Artificial intelligence is creating winners and losers across the global economy. Investors have spent the last two years focused on the obvious beneficiaries — Nvidia (NASDAQ:NVDA | NVDA Price Prediction), Micron Technology (NASDAQ:MU), and the hyperscale data center operators spending hundreds of billions of dollars on AI infrastructure.
Yet every boom creates unintended consequences. A recent Deutsche Bank report suggests AI’s insatiable demand for memory could create shortages that ripple far beyond Silicon Valley. One surprising casualty may be the autonomous vehicle industry, which relies on many of the same memory chips now being diverted into higher-margin AI systems.
AI Is Starting a Memory Arms Race
For years, semiconductors were the limiting factor in advanced computing. Today, memory is becoming just as important.
According to Deutsche Bank, demand for both high bandwidth memory (HBM) and conventional DRAM is expected to outpace supply for years as AI adoption accelerates. Every advanced AI accelerator requires large amounts of memory to process and store data. As a result, manufacturers such as Micron, Samsung, and SK hynix are increasingly allocating production capacity toward AI customers.
The challenge is that memory production cannot be expanded overnight. Building and equipping a semiconductor fabrication plant often requires investments exceeding $10 billion and several years of construction. As AI companies absorb more available supply, other industries could find themselves competing for what’s left.
Autonomous Vehicles Need Massive Amounts of Memory
The autonomous driving revolution was already facing obstacles ranging from regulation to consumer adoption. Memory shortages could add another roadblock.
According to Micron, future Level 4 autonomous vehicles may require more than 300 gigabytes of memory. That’s multiple times more memory than today’s vehicles use and far more than traditional automotive applications required just a decade ago.

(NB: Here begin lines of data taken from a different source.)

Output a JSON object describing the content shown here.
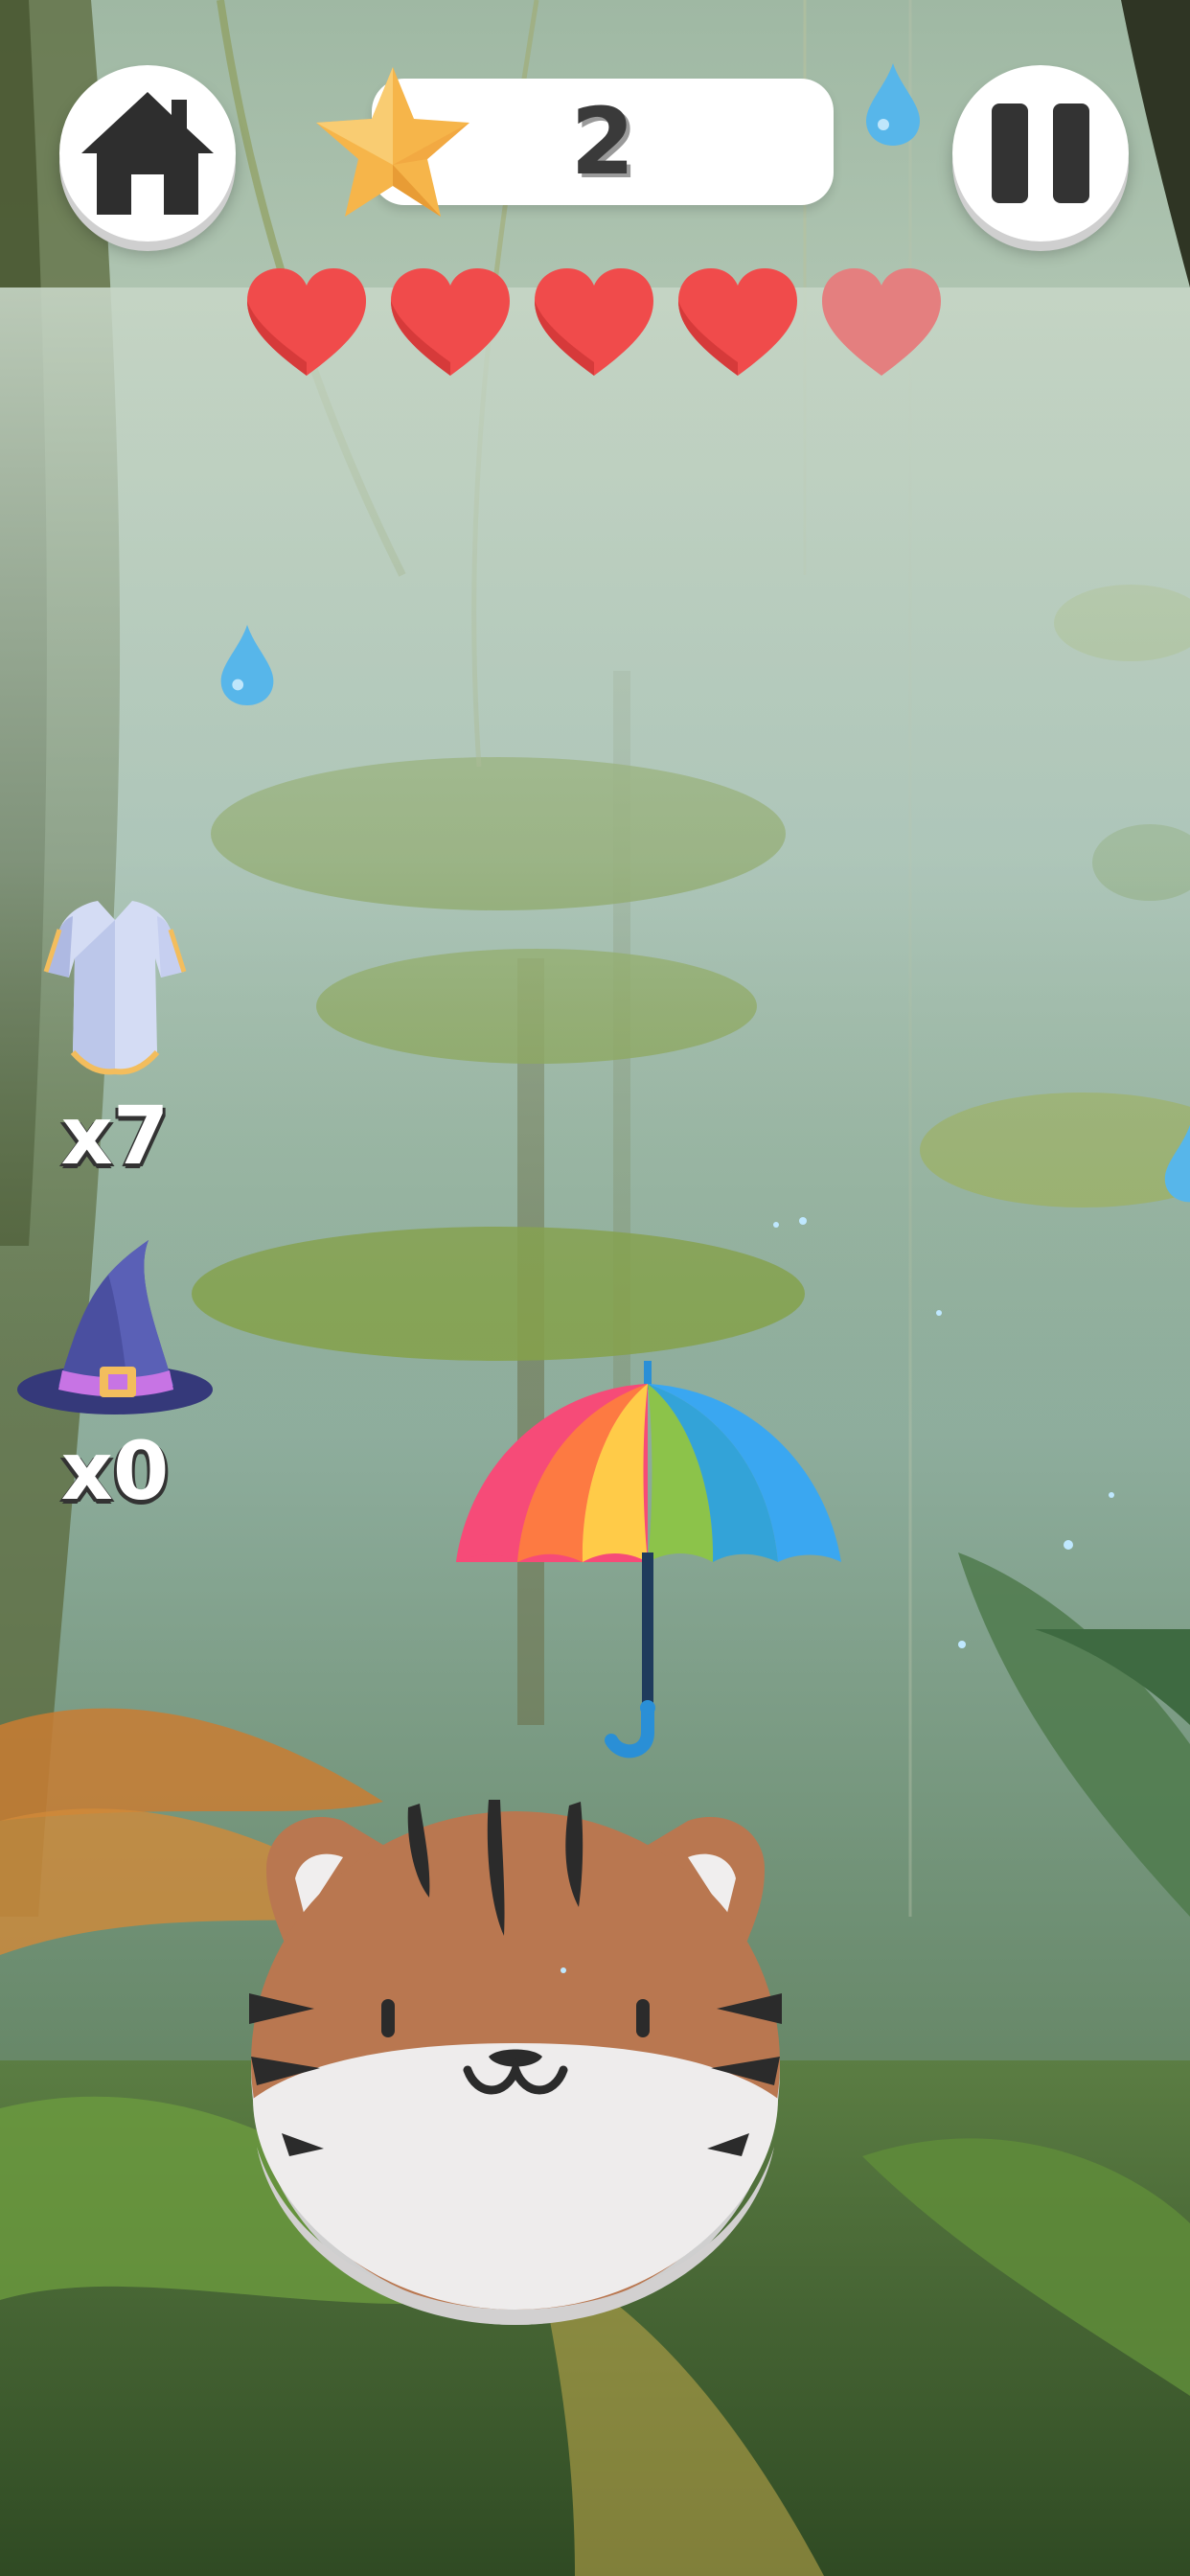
{
  "hud": {
    "score": "2",
    "hearts": [
      {
        "state": "full"
      },
      {
        "state": "full"
      },
      {
        "state": "full"
      },
      {
        "state": "full"
      },
      {
        "state": "faded"
      }
    ],
    "icons": {
      "home": "home-icon",
      "pause": "pause-icon",
      "star": "star-icon",
      "raindrop": "raindrop-icon"
    }
  },
  "powerups": [
    {
      "name": "armor",
      "icon": "armor-icon",
      "count": "x7"
    },
    {
      "name": "wizard-hat",
      "icon": "wizard-hat-icon",
      "count": "x0"
    }
  ],
  "scene": {
    "player": "tiger",
    "held_item": "rainbow-umbrella",
    "background": "rainy jungle"
  },
  "colors": {
    "heart_full": "#f04b4b",
    "heart_faded": "#e47f7f",
    "star": "#f6b54a",
    "tiger_orange": "#b97750",
    "raindrop": "#57b6ea"
  }
}
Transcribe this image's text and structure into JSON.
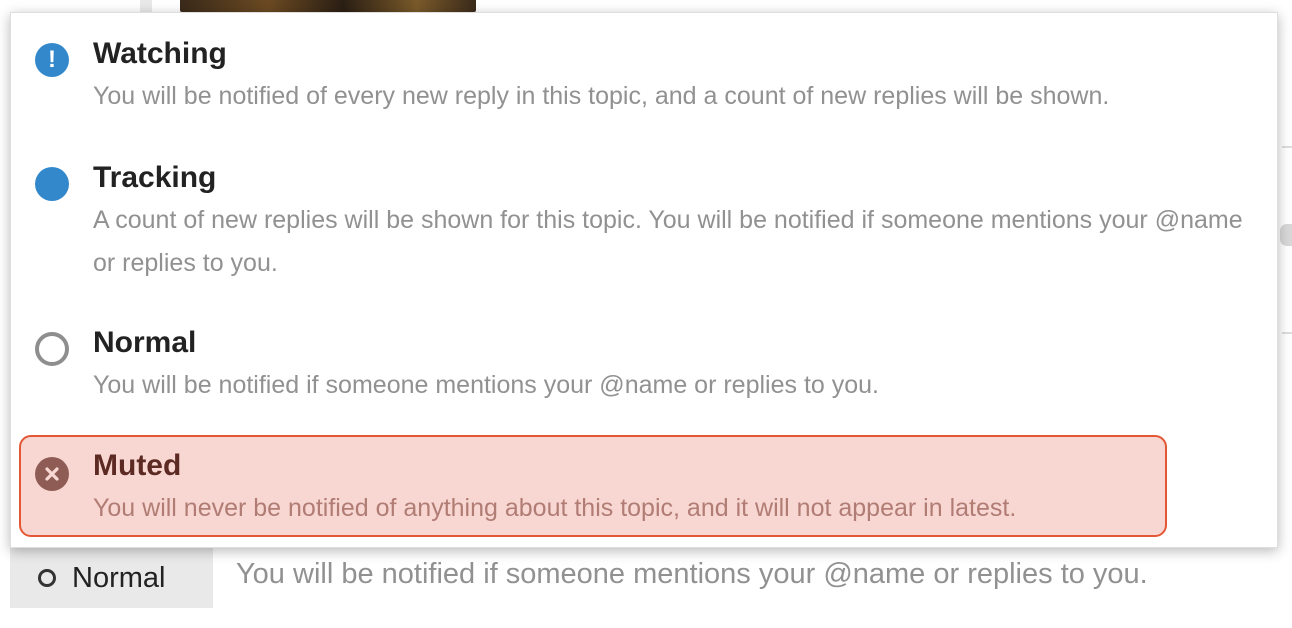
{
  "menu": {
    "options": [
      {
        "title": "Watching",
        "description": "You will be notified of every new reply in this topic, and a count of new replies will be shown.",
        "icon": "exclamation-circle-icon",
        "icon_glyph": "!",
        "color": "#3288cb"
      },
      {
        "title": "Tracking",
        "description": "A count of new replies will be shown for this topic. You will be notified if someone mentions your @name or replies to you.",
        "icon": "filled-circle-icon",
        "color": "#3288cb"
      },
      {
        "title": "Normal",
        "description": "You will be notified if someone mentions your @name or replies to you.",
        "icon": "empty-circle-icon",
        "color": "#8e8e8e"
      },
      {
        "title": "Muted",
        "description": "You will never be notified of anything about this topic, and it will not appear in latest.",
        "icon": "times-circle-icon",
        "color": "#8f5c55",
        "highlighted": true,
        "highlight_color": "#f8d7d2",
        "border_color": "#e45735"
      }
    ]
  },
  "footer": {
    "button_label": "Normal",
    "button_icon": "empty-circle-icon",
    "description": "You will be notified if someone mentions your @name or replies to you."
  }
}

A self-driving vehicle continuously processes data from cameras, radar systems, lidar sensors, mapping software, and onboard AI systems. Every one of those functions consumes memory. Meanwhile, AI data centers are becoming memory-hungry monsters.
A single advanced AI server can contain terabytes of memory, and major technology companies are expected to spend hundreds of billions of dollars annually on AI infrastructure over the next several years. Faced with that demand, memory manufacturers naturally prioritize customers willing to pay the highest prices. That leaves automakers in a difficult position.
Higher Costs Could Slow Autonomous Adoption
Surprisingly, the biggest threat may not be a lack of memory altogether. It may be the price. If automakers must pay more for advanced DRAM and HBM components, the cost of autonomous systems rises alongside it. Manufacturers then face two choices:
- Absorb the higher costs and accept lower margins.
- Pass those costs to consumers through higher vehicle prices.
Neither outcome is ideal. According to the Federal Reserve Bank of New York, the average new car loan balance already exceeds $40,000. Adding thousands of dollars in advanced computing hardware could make autonomous features harder to market to budget-conscious buyers.
That could slow adoption just as the technology is beginning to gain traction.
Key Takeaway
In short, AI’s memory boom may create an unexpected bottleneck for autonomous vehicles. Deutsche Bank’s research suggests memory demand could remain tight through the end of the decade as AI infrastructure absorbs a growing share of global production.
Granted, automakers have navigated semiconductor shortages before. Yet this challenge differs from the pandemic-era chip crunch because AI demand continues expanding rather than fading.
Ultimately, autonomous vehicles and AI data centers are competing for many of the same resources. If memory manufacturers continue directing capacity toward higher-margin AI customers, the road to self-driving cars may become longer and more expensive than the auto industry expected.